Today i made 2 stands for my japanese naturals. I found some scrap Jatoba wood (very durable wood) at work and thought it would be nice to use as stands for the stones. Not the easiest wood to work with but it was fun!







​


----------



## marc4pt0 (Jan 15, 2014)

Very Zen looking.
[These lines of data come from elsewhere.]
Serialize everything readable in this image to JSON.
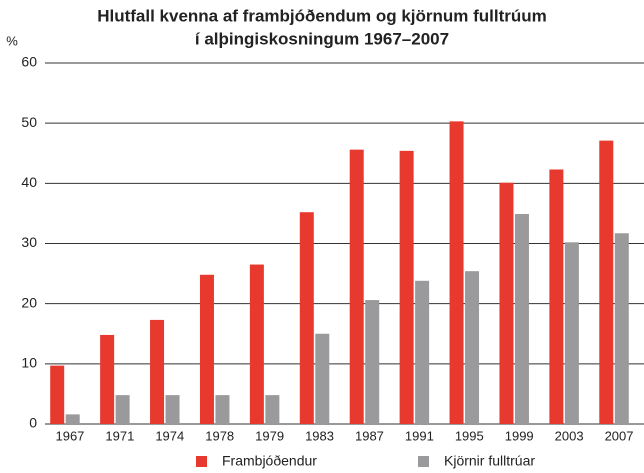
{
  "chart_data": {
    "type": "bar",
    "title": "Hlutfall kvenna af frambjóðendum og kjörnum fulltrúum",
    "subtitle": "í alþingiskosningum 1967–2007",
    "y_label": "%",
    "categories": [
      "1967",
      "1971",
      "1974",
      "1978",
      "1979",
      "1983",
      "1987",
      "1991",
      "1995",
      "1999",
      "2003",
      "2007"
    ],
    "series": [
      {
        "name": "Frambjóðendur",
        "color": "#e8392f",
        "values": [
          9.7,
          14.8,
          17.3,
          24.8,
          26.5,
          35.2,
          45.6,
          45.4,
          50.3,
          40.1,
          42.3,
          47.1
        ]
      },
      {
        "name": "Kjörnir fulltrúar",
        "color": "#9a9a9c",
        "values": [
          1.6,
          4.8,
          4.8,
          4.8,
          4.8,
          15.0,
          20.6,
          23.8,
          25.4,
          34.9,
          30.2,
          31.7
        ]
      }
    ],
    "ylim": [
      0,
      60
    ],
    "yticks": [
      0,
      10,
      20,
      30,
      40,
      50,
      60
    ],
    "grid": true,
    "legend": "bottom"
  }
}
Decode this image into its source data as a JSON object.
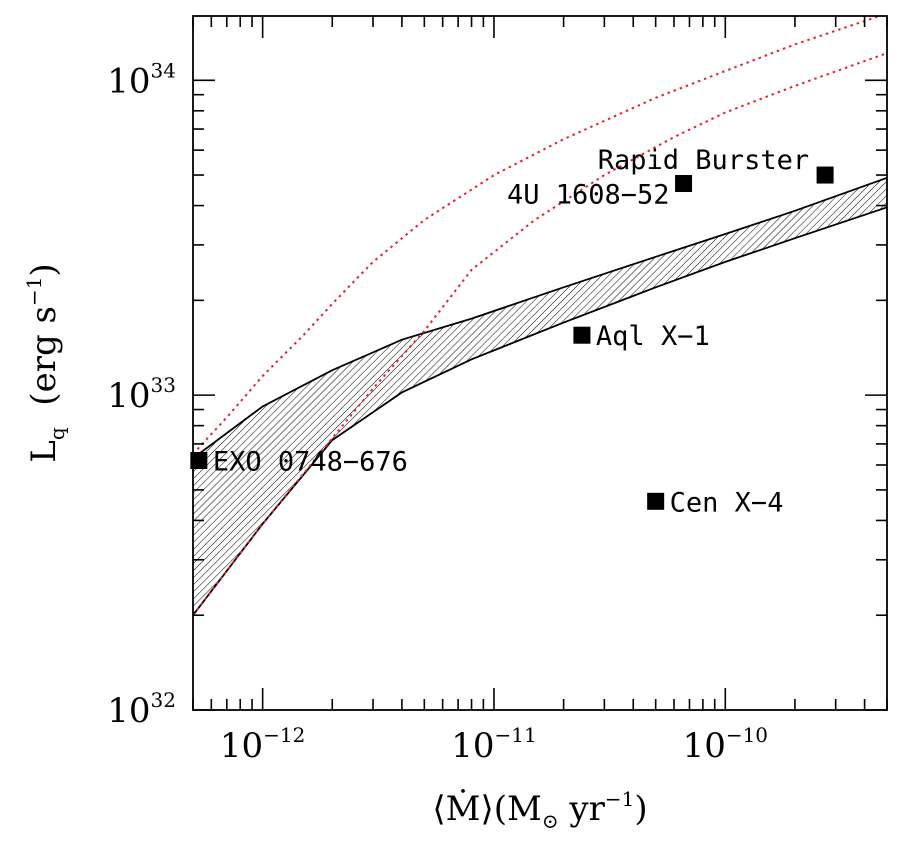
{
  "chart_data": {
    "type": "scatter",
    "x_scale": "log",
    "y_scale": "log",
    "xlim": [
      5e-13,
      5e-10
    ],
    "ylim": [
      1e+32,
      1.6e+34
    ],
    "x_ticks": [
      {
        "base": "10",
        "exp": "−12",
        "value": 1e-12
      },
      {
        "base": "10",
        "exp": "−11",
        "value": 1e-11
      },
      {
        "base": "10",
        "exp": "−10",
        "value": 1e-10
      }
    ],
    "y_ticks": [
      {
        "base": "10",
        "exp": "32",
        "value": 1e+32
      },
      {
        "base": "10",
        "exp": "33",
        "value": 1e+33
      },
      {
        "base": "10",
        "exp": "34",
        "value": 1e+34
      }
    ],
    "xlabel": {
      "open": "⟨",
      "main": "Ṁ",
      "close": "⟩",
      "paren_open": "(M",
      "sun": "⊙",
      "unit": " yr",
      "exp": "−1",
      "paren_close": ")"
    },
    "ylabel": {
      "main": "L",
      "sub": "q",
      "unit": "  (erg s",
      "exp": "−1",
      "close": ")"
    },
    "points": [
      {
        "name": "EXO 0748−676",
        "x": 5.3e-13,
        "y": 6.2e+32,
        "label_pos": "right"
      },
      {
        "name": "Cen X−4",
        "x": 5e-11,
        "y": 4.6e+32,
        "label_pos": "right"
      },
      {
        "name": "Aql X−1",
        "x": 2.4e-11,
        "y": 1.55e+33,
        "label_pos": "right"
      },
      {
        "name": "4U 1608−52",
        "x": 6.6e-11,
        "y": 4.7e+33,
        "label_pos": "left"
      },
      {
        "name": "Rapid Burster",
        "x": 2.7e-10,
        "y": 5e+33,
        "label_pos": "upper-left"
      }
    ],
    "band": {
      "upper": [
        [
          5e-13,
          6.3e+32
        ],
        [
          1e-12,
          9.2e+32
        ],
        [
          2e-12,
          1.2e+33
        ],
        [
          4e-12,
          1.5e+33
        ],
        [
          8e-12,
          1.75e+33
        ],
        [
          2e-11,
          2.2e+33
        ],
        [
          5e-11,
          2.75e+33
        ],
        [
          1e-10,
          3.25e+33
        ],
        [
          2e-10,
          3.85e+33
        ],
        [
          5e-10,
          4.9e+33
        ]
      ],
      "lower": [
        [
          5e-13,
          2e+32
        ],
        [
          1e-12,
          3.9e+32
        ],
        [
          2e-12,
          7.2e+32
        ],
        [
          4e-12,
          1.02e+33
        ],
        [
          8e-12,
          1.3e+33
        ],
        [
          2e-11,
          1.7e+33
        ],
        [
          5e-11,
          2.2e+33
        ],
        [
          1e-10,
          2.65e+33
        ],
        [
          2e-10,
          3.15e+33
        ],
        [
          5e-10,
          3.95e+33
        ]
      ],
      "hatch_color": "#000000"
    },
    "dotted_curves": [
      {
        "color": "#e8202a",
        "points": [
          [
            5e-13,
            6.5e+32
          ],
          [
            7e-13,
            8.5e+32
          ],
          [
            1e-12,
            1.15e+33
          ],
          [
            1.5e-12,
            1.55e+33
          ],
          [
            2e-12,
            1.95e+33
          ],
          [
            3e-12,
            2.65e+33
          ],
          [
            5e-12,
            3.6e+33
          ],
          [
            1e-11,
            5e+33
          ],
          [
            2e-11,
            6.5e+33
          ],
          [
            5e-11,
            8.8e+33
          ],
          [
            1e-10,
            1.07e+34
          ],
          [
            2e-10,
            1.3e+34
          ],
          [
            5e-10,
            1.63e+34
          ]
        ]
      },
      {
        "color": "#e8202a",
        "points": [
          [
            5e-13,
            2e+32
          ],
          [
            1e-12,
            3.9e+32
          ],
          [
            2e-12,
            7.3e+32
          ],
          [
            3e-12,
            1.05e+33
          ],
          [
            5e-12,
            1.6e+33
          ],
          [
            8e-12,
            2.5e+33
          ],
          [
            1.5e-11,
            3.6e+33
          ],
          [
            3e-11,
            5e+33
          ],
          [
            6e-11,
            6.6e+33
          ],
          [
            1e-10,
            7.9e+33
          ],
          [
            2e-10,
            9.6e+33
          ],
          [
            5e-10,
            1.22e+34
          ]
        ]
      }
    ],
    "grid": false,
    "marker": "filled-square"
  }
}
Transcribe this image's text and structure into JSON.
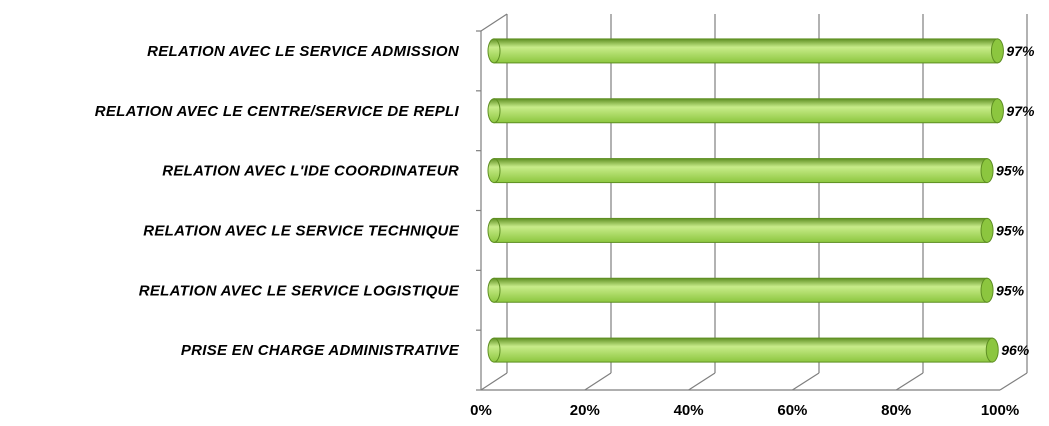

This guy likes:biggrin:


----------



## xueqi89 (Jan 15, 2014)

nicely done my friend, look great, the stone too hehe


----------



## Asteger (Jan 15, 2014)

Very nice stands and razor toishi, Mr M


----------



## Nmko (Jan 15, 2014)

Solid work... nice one Magnus!

What did you use for feet?


----------



## Mrmnms (Jan 15, 2014)

Elegant simplicity Magnus


----------



## Mr.Magnus (Jan 16, 2014)

Thank's for all the comments Gentlemen

Nmko - i have put on rubber feet


----------



## Sam Cro (Jan 18, 2014)

Hello Magnus, well done on the wood work love your razor work also .


----------



## Mr.Magnus (Jan 20, 2014)

Thank you Sam!


----------



## Johnny.B.Good (Jan 20, 2014)

Nice, Magnus!


----------